La Ballade de Narayama (Narayama bushikô)
Keisuke Kinoshita – 1958

Orin, 69 ans, vit avec son fils dans un village au cœur des montagnes. Tout va bien pour elle, la vieillarde est en bonne santé, a encore toute ses dents (trente-trois exactement) mais une tradition veut qu’à 70 ans, homme ou femme, on soit abandonné au sommet d’une montagne…

« Dieu ! Quel beau film ! » s’est exclamé Truffaut à propos de cette première version de La Ballade de Narayama. En effet, magnifié par son Grandscope en fujicolor, le film flatte la rétine. Entièrement filmé en studio, le film emprunte au kabuki par ses décors, sa lumière, et des récitatifs chantés accompagnés de shamisen (si vous êtes réfractaire à l’instrument, prenez garde ! il est quasi omniprésent). Pour le spectateur étranger, ce sera, selon les goûts, aride, déconcertant ou d’un exotisme hypnotique. Dans tous les cas, on ne peut nier au film une incroyable splendeur où l’aspect artificiel des décors, associé à des expérimentations chromatiques et à une réelle mise en scène (ceux qui pensent que le concept du « théâtre filmé » est nécessairement péjoratif en seront pour leurs frais), donne une belle tonalité onirique.
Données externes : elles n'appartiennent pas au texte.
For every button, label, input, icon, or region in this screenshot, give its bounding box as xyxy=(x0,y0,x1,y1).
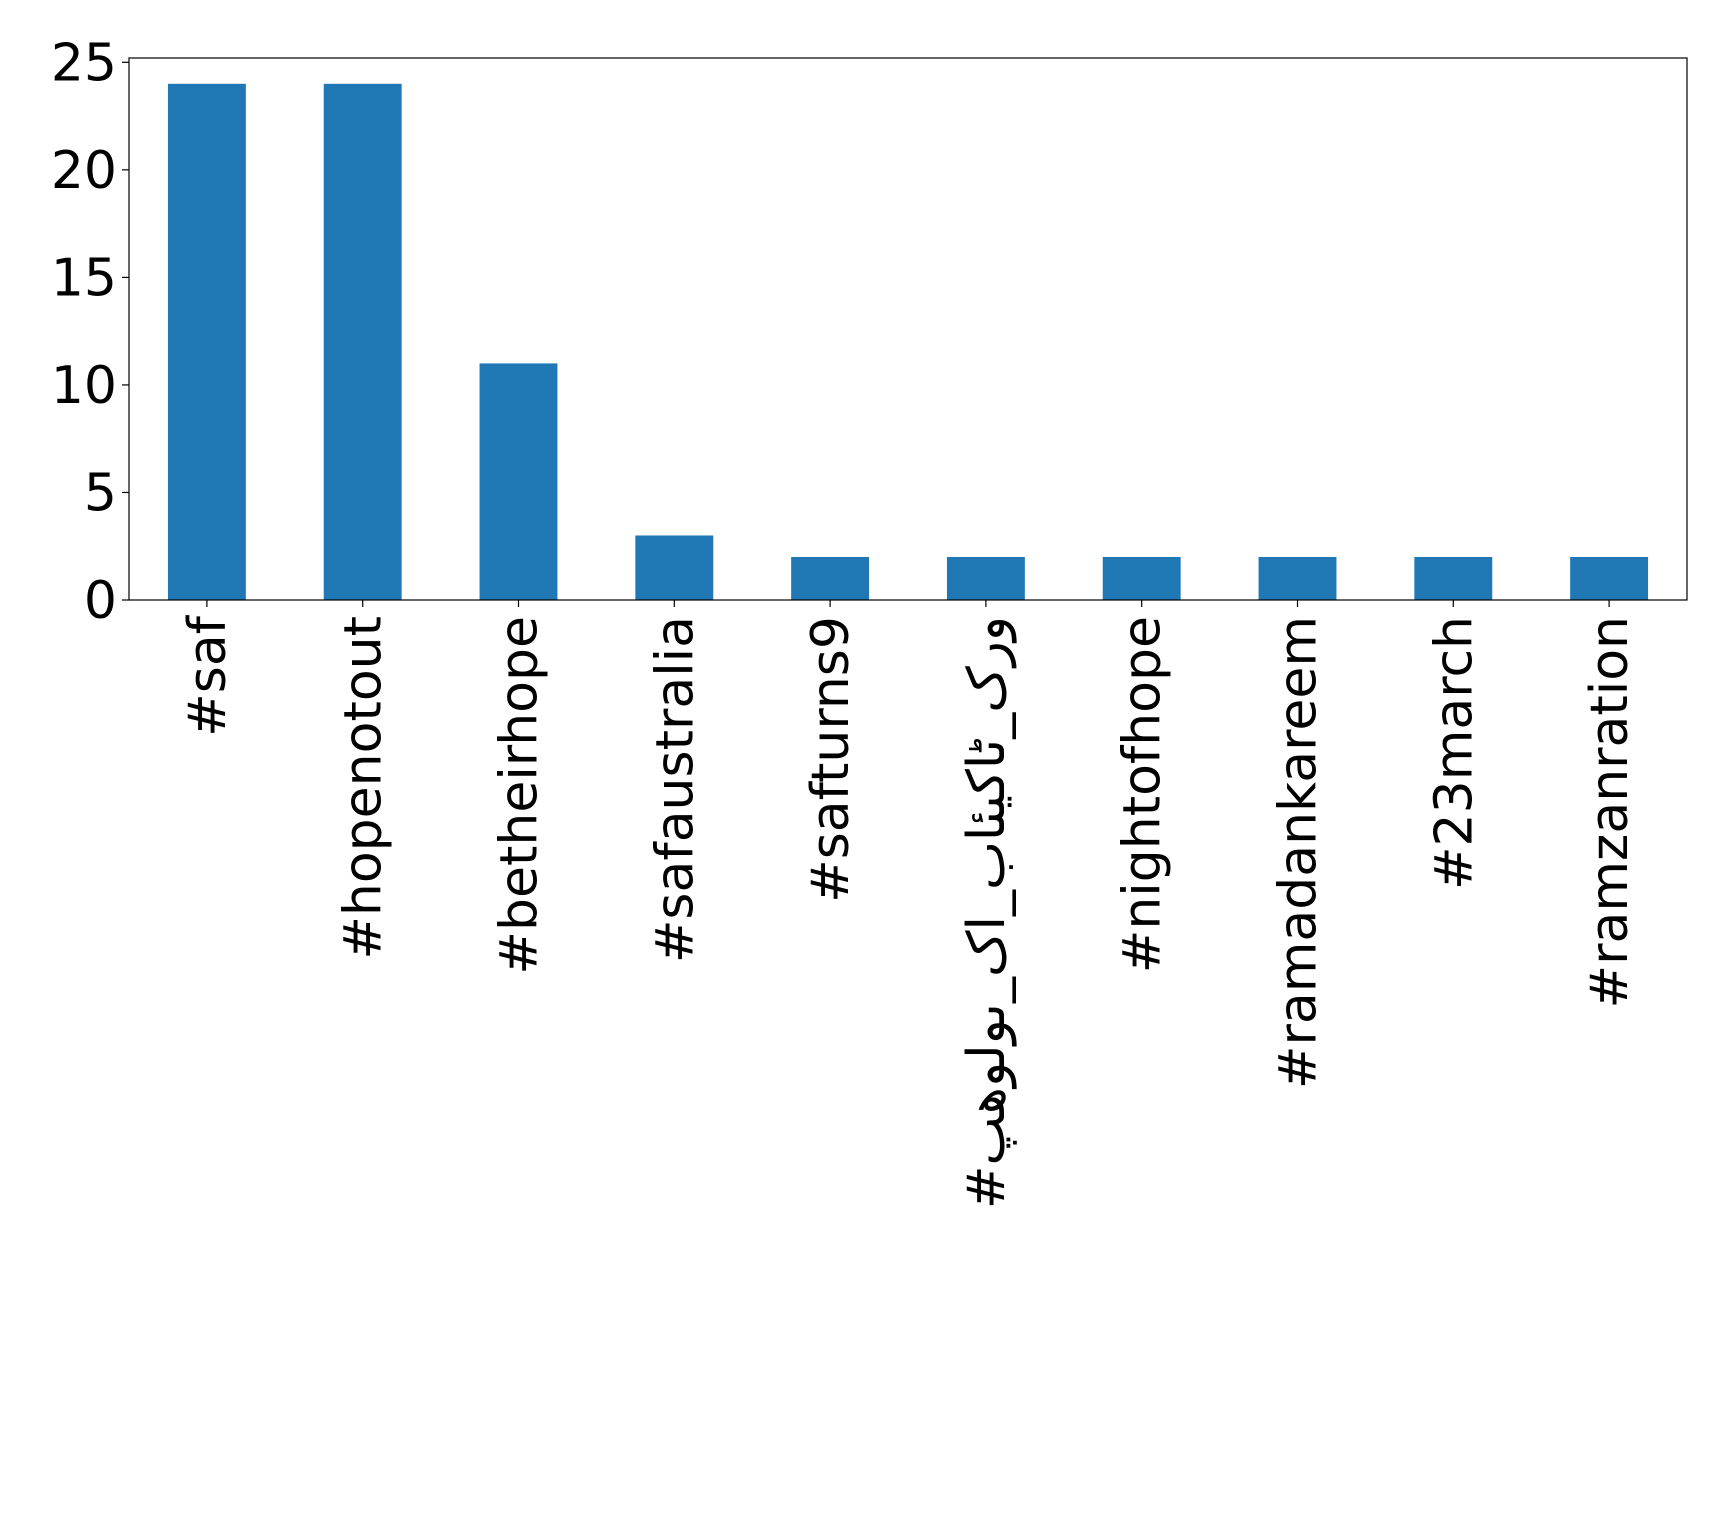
y-tick-label: 5 xyxy=(84,463,117,523)
x-tick-label: #betheirhope xyxy=(490,616,550,975)
x-tick-label: #23march xyxy=(1424,616,1484,890)
x-tick-label: #hopenotout xyxy=(334,616,394,960)
bar xyxy=(479,363,558,600)
bar xyxy=(635,535,714,600)
x-tick-label: #ramzanration xyxy=(1580,616,1640,1008)
y-tick-label: 0 xyxy=(84,571,117,631)
y-tick-label: 10 xyxy=(51,356,117,416)
y-tick-label: 20 xyxy=(51,141,117,201)
x-tick-label: #safturns9 xyxy=(801,616,861,903)
bar xyxy=(323,83,402,601)
x-tick-label: #nightofhope xyxy=(1113,616,1173,973)
x-tick-label: #پھولوں_کا_بائیکاٹ_کرو xyxy=(957,616,1017,1209)
bar xyxy=(946,556,1025,600)
bar xyxy=(1102,556,1181,600)
bar xyxy=(1570,556,1649,600)
bar xyxy=(791,556,870,600)
x-tick-label: #ramadankareem xyxy=(1269,616,1329,1089)
bar xyxy=(1414,556,1493,600)
y-tick-label: 25 xyxy=(51,33,117,93)
x-tick-label: #saf xyxy=(178,614,238,737)
x-tick-label: #safaustralia xyxy=(645,616,705,963)
y-tick-label: 15 xyxy=(51,248,117,308)
bar xyxy=(167,83,246,601)
bar xyxy=(1258,556,1337,600)
plot-frame xyxy=(128,57,1688,601)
On se retrouve ainsi devant un film qui, quoiqu’étant une adaptation d’un roman, va davantage tenir de la pièce du théâtre et du conte traditionnel. On se trouve devant une forme quintessencié d’un Japon mythique, avec cette histoire d’ubasute, cette pratique légendaire consistant à abandonner un vieillard à un âge où il n’est plus utile à la communauté. Si l’on ne lance pas dans le visionnage avec bille en tête l’espérance d’avoir une approche réaliste, alors on a de fortes chances d’être séduit par l’histoire, ne serait-ce que pour la performance de la grande Kinuyo Tanaka dont la rumeur disait à l’époque qu’elle était allée jusqu’à se faire enlever des dents pour la terrible scène où l’aïeule se casse les dents de devant pour ne plus passer pour une vieille gloutonne égoïste « aux dents du Diable ».
Une expérience colorée et unique donc, qui appelle le visionnage de la version d’Imamura, que Kinoshita par ailleurs méprisait, la trouvant « pornographique ».